Aktienmärkte: Sind die Anleger wirklich zu sorglos?

24.01.18

Die Aktienkurse klettern mit Pausen auf immer neue Rekordhöhen – immer mehr Ökonomen und Banker verbreiten deshalb Warnungen vor Übertreibungen der Märkte. Dementsprechend werden die Anleger mit seltenen Widersprüchen durch die Medien konfrontiert. Ich empfehle Ihnen, geschätzte Leser, unverändert Gelassenheit. Denn von überschäumender Euphorie an den Börsen kann keine Rede sein. Und als fortgeschrittene Anleger wissen Sie sicher, mit den grundsätzlichen und aktuellen Risiken umzugehen.




Zugegeben, man kann den Eindruck von Sorglosigkeit der Marktteilnehmer gewinnen. Das bestätigen gerade heute die Stimmungsanalysten von Sentix mit ihrer Feststellung „Risikoneigung bei Aktien erreicht Allzeithoch“. Die Anleger zeigen eine noch nie dagewesene Risikofreude bei ihren Aktien-Engagements. Damit sind weniger die in Summe gehaltenen Aktienbestände gemeint, sondern die präferierten Anlagethemen und -stile. Vor allem Aktien in den Emerging Markets stehen bei Investoren hoch im Kurs. Des Weiteren sehen Investoren IPOs zunehmend als chancenreiche Investitionsmöglichkeit an. Hinzu kommt, dass Anleger mehr und mehr prozyklisch agieren.

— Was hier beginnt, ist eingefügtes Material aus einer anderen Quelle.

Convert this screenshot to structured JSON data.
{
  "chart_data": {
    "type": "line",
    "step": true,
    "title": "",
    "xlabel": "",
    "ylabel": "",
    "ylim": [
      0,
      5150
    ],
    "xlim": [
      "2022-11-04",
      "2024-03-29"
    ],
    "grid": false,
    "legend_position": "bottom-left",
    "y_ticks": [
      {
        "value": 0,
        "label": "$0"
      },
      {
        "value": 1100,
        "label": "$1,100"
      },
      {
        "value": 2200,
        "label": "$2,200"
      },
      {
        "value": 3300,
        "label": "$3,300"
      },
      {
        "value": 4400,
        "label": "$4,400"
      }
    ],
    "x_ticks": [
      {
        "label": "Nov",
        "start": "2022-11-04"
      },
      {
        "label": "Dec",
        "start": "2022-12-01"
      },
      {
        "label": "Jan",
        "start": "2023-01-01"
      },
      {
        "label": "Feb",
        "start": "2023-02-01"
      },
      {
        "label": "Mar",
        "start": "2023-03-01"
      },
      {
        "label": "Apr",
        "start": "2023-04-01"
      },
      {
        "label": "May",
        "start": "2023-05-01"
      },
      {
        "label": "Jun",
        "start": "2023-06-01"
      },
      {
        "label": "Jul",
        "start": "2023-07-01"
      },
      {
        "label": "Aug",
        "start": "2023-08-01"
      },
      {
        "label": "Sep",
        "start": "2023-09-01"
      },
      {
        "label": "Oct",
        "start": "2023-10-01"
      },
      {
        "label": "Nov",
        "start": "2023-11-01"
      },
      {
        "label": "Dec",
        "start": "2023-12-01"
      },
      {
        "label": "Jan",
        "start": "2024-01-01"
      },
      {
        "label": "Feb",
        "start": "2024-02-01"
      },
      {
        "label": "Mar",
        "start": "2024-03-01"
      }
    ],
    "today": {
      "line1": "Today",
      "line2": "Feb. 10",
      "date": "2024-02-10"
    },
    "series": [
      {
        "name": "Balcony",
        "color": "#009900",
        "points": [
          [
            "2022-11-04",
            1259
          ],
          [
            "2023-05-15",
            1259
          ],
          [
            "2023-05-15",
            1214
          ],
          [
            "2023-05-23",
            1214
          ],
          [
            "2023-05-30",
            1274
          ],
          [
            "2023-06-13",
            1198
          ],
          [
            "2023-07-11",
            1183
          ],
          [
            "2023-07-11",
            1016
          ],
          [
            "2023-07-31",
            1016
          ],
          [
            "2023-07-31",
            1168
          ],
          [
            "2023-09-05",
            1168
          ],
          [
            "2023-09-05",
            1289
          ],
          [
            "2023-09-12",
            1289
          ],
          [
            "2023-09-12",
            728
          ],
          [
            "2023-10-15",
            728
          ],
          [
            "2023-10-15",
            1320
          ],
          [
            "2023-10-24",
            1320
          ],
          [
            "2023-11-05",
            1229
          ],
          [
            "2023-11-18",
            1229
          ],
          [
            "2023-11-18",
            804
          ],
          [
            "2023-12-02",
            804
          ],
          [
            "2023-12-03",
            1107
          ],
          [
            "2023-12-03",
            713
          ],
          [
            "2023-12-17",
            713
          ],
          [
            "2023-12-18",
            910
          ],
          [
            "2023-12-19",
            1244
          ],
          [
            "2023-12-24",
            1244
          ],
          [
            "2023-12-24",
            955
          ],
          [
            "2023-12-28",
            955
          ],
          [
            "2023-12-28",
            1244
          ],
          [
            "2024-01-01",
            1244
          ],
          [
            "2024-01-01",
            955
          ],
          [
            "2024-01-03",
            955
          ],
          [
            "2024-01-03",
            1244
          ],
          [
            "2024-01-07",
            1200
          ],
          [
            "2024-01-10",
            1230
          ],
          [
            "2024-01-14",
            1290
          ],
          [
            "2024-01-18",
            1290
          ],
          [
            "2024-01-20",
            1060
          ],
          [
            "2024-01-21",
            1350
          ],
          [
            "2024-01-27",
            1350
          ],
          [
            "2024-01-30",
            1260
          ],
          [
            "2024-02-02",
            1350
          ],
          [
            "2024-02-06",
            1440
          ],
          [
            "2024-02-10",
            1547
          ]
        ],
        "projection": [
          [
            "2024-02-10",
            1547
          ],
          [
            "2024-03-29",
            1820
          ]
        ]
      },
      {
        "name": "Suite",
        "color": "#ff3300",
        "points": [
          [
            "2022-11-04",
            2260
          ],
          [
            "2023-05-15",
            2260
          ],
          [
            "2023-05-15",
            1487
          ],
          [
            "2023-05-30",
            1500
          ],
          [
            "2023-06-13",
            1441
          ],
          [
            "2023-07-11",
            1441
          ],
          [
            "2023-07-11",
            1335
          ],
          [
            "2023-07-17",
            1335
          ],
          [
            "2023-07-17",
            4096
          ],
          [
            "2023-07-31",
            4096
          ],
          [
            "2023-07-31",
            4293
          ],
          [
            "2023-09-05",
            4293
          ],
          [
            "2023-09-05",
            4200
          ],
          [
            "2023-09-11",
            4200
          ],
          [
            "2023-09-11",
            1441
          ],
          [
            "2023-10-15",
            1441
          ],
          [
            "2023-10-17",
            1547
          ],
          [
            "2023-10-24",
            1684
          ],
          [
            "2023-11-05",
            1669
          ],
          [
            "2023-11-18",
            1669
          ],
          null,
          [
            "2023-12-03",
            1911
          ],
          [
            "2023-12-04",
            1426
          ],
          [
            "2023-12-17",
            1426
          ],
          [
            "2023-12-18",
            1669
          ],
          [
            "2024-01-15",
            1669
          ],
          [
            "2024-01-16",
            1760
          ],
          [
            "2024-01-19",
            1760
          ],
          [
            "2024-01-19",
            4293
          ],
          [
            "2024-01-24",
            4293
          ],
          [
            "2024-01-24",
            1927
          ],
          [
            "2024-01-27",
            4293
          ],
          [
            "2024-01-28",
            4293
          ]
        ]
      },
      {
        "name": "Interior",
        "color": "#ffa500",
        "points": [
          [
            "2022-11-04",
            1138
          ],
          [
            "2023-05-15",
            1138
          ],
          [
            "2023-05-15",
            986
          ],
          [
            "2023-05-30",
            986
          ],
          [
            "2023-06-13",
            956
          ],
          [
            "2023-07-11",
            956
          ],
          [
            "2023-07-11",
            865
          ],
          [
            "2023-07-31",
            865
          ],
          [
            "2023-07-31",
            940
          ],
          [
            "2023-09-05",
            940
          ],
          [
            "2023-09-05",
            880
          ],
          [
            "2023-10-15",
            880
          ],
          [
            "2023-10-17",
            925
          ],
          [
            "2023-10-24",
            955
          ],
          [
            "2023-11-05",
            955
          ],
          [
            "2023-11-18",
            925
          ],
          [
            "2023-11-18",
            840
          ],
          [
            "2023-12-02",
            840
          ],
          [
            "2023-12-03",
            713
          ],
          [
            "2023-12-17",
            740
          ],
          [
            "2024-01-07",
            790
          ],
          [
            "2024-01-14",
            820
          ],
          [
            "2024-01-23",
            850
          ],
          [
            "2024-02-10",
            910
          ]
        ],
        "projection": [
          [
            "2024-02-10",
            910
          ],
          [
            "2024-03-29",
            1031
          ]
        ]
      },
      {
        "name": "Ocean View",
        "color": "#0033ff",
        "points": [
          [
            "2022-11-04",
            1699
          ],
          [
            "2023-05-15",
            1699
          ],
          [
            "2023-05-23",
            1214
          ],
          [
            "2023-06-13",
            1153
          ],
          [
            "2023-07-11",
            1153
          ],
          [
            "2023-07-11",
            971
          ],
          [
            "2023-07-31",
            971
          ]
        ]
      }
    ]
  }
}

Im Einzelnen: Der Sentix Styles Index „Risikoneigung bei Aktien“ zeigt, wie hoch die Bereitschaft von Investoren ist, Risiken am Aktienmarkt einzugehen. Die Risikobereitschaft leitet sich dabei nicht nur aus der Höhe ihres Aktien-Engagements ab, sondern auch aus den präferierten Anlagesegmenten und Anlagepräferenzen. Die aktuelle Umfrage zeigt, dass die Risikoneigung deutlich gestiegen ist. Der Index erreicht ein neues Allzeithoch in der seit 2004 bestehenden Historie. Investoren erhöhen ihre Risikobereitschaft, indem sie vermehrt Neuemissionen zeichnen, den Aktienanteil von Emerging Marktes ausbauen und ihren Fokus weg von Dividenden hin zu Kursgewinnen richten. Auch eine prozyklische Handlungsabsicht – also in Richtung des vorherrschenden Trends – wird mehr und mehr unter den Anlegern als präferierten Vorgehensweise angegeben. In Summe nimmt die Risikofreude weiter zu.


Was heißt das? Solch hohe Risikobereitschaft war nach Darstellung von Sentix in der Vergangenheit oftmals ein Vorbote für nahende Korrekturen oder sogar Trendwenden. Immer mehr Notenbanken beabsichtigen aufgrund der guten Konjunktur ihren expansiven Kurs zu verlassen. Dies dürfte für mehr Volatilität an den Märkten sorgen.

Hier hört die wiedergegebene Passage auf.